Laut atmete Jens vor seinem Computer aus, ließ die Maus los und nahm die Hand von der Tastatur. Vorher drückte er noch schnell eine Taste, um das Spiel zu speichern. Diesen Kampf wollte er nicht wiederholen müssen.

Seit über drei Stunden spielte er nun ohne Pause an seinem neuen Videospiel. Seine Konzentration hatte merklich nachgelassen, doch er konnte einfach nicht aufhören; zu sehr hielt ihn die virtuelle Welt gefangen.

Jetzt wurde es aber wirklich Zeit für eine kurze Unterbrechung. Er lehnte sich in seinem Stuhl zurück und griff in die Chipstüte, die schon nahezu leer war. Er brauchte ein wenig Nervennahrung.

„Jens!“, hörte er seine Mutter rufen. Was sie jetzt wohl schon wieder wollte?

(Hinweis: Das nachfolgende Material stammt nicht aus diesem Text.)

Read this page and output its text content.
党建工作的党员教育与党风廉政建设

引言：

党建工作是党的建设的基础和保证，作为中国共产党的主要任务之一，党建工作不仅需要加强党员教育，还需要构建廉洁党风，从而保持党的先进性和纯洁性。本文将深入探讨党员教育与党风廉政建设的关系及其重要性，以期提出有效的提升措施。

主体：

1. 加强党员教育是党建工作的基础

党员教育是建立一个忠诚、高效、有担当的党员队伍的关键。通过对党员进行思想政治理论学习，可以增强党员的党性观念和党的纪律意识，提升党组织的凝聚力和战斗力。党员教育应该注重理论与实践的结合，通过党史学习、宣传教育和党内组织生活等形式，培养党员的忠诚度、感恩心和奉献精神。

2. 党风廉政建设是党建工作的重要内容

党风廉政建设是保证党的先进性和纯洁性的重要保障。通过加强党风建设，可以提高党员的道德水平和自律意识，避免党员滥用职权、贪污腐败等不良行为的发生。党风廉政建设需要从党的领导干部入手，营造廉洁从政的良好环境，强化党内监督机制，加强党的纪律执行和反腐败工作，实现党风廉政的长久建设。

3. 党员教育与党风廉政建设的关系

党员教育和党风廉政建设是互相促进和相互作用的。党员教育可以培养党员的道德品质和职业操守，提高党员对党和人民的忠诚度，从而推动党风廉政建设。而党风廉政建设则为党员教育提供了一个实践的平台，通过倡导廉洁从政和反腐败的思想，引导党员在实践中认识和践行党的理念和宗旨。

„Jens“, wiederholte sie, „wo bist du denn?“

„Hier, Mutti“, entgegnete er.

Er hörte, wie seine Mutter näher kam.

„Sag mal, könntest du mir nicht ein wenig im Garten zur Hand geh… Sitzt du denn immer noch vor deinem Computer?“

„Ja … äh … ich wollte ihn gerade ausschalten.“

„Na, das wird aber auch höchste Zeit. Du kannst doch nicht den ganzen Tag vor dem Bildschirm sitzen!“

„Ein ganzer Tag war das noch nicht, schließlich war ich doch schon in der Schule“, gab Jens unwirsch zurück, „und außerdem machen das alle so!“

„Und das ist auch wirklich traurig. Auf die anderen habe ich keinen Einfluss, aber du wirst deine Zeit vor dem Rechner reduzieren müssen. Du sitzt nur noch auf deinem bequemen Bürostuhl, knabberst deine Chips und trinkst Cola dazu. Nebenbei hackst du auf irgendwelche Monster oder Menschen ein. Du solltest dich in der Realität mehr bewegen, sonst nimmst du noch mehr zu. Wenn das – wie du sagst – alle so machen, ist es kein Wunder, dass die Jugendlichen immer unsportlicher, dicker und kränklicher werden. Ohne Bewegung und mit all diesem ungesunden Zeug kann man einfach nicht gesund bleiben.“

„Ach, es ist doch alles halb so schlimm, du machst dir bloß wieder unnötige Sorgen.“

„Da bin ich aber anderer Meinung. Einen guten Anfang kannst du schon mal tun, indem du den Rasen mähst. Dabei kommst du an die frische Luft und bewegst dich auch endlich wieder etwas mehr.“

„Wenn es unbedingt sein muss!“ Missmutig beendete er das Spiel und schaltete den PC aus.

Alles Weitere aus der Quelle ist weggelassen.